Say what you like about Mark Zuckerberg but one thing is for certain, he has balls. Big, shiny brass ones. Here he is, the creator and CEO of the world’s largest media company. It has over 800 million users and…well you know the rest, you saw the film. So what does he do? He fundamentally changes the thing. He doesn’t rest on any laurels; he doesn’t sit back and count his billions. He listens to his community and he gives them what they want even if they don’t know what that is.
The changes announced at the annual F8 conference on Thursday are fundamental. Essentially he has allowed everyone to share what they are doing without having to use the Like button all the time. This means that you can now share what you are doing in short hand as well as where you are and what you actually like. But to entice you in to more sharing he has given the user a rationale to share. The timeline is your life stream, a compilation of everything you have done, everything you have said, everywhere you have been and every piece of content you have shared or has been shared with you.
The result? Well, it’s 800 million people doing a damn good impression of the book 1984. But also, it is a far more engaging experience. The banal and often annoying shares will start to fade away and you can start to have a more real and enjoyable multi-media experience prompted by the people you connect with.

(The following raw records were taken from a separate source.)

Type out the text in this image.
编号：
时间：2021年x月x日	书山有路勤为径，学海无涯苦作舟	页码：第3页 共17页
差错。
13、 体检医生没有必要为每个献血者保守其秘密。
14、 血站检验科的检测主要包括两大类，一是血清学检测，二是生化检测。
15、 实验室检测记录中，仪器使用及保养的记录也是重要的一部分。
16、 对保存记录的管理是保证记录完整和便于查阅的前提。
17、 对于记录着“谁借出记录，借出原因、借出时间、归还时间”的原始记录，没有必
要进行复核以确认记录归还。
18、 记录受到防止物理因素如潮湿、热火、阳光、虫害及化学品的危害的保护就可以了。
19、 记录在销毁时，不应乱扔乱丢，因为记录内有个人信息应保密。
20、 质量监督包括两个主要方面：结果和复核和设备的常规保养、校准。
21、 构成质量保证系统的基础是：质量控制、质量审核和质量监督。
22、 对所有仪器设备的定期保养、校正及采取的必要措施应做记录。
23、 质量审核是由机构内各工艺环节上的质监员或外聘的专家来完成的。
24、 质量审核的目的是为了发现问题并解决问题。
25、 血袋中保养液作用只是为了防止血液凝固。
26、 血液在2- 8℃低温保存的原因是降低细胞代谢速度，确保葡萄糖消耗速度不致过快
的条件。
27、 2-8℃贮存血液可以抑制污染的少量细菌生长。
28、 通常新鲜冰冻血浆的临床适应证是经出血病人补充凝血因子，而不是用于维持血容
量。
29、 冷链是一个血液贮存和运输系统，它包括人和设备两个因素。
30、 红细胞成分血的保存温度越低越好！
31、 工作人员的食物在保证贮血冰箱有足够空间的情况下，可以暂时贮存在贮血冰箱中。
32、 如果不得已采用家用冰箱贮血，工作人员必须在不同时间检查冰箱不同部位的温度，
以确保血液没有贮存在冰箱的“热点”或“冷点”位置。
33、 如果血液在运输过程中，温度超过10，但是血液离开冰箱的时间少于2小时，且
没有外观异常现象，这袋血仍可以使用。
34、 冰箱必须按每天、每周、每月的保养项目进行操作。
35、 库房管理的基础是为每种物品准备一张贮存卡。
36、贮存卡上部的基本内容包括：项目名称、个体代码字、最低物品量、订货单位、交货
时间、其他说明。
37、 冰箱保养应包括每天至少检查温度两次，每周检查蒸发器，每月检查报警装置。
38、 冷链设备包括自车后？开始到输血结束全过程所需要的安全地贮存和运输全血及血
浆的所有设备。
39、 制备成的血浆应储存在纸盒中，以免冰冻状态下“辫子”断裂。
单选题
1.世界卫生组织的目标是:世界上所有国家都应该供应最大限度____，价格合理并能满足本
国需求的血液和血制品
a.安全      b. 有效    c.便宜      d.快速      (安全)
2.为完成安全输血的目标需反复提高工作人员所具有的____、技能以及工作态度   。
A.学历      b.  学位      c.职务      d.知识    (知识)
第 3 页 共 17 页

For the marketers on Facebook this presents new challenges and new opportunities. For the brands that went with the broadcast mentality of “How many
people can we reach with a share?” strategy, you have a problem. Spammy updates and non relevant ones are confined to a secondary news feed on the top right. Only the updates that have content and are deemed relevant by both Facebook and the user will get life on the main update page. This means you have to be good. This means you have to have actual relevance to the user. Spam is dead.
“The Zuck” has made a hell of a move. One that could end any competitor’s reach into the market. To survive in this space any longer Google+ will need some real innovation…..and some big brass balls.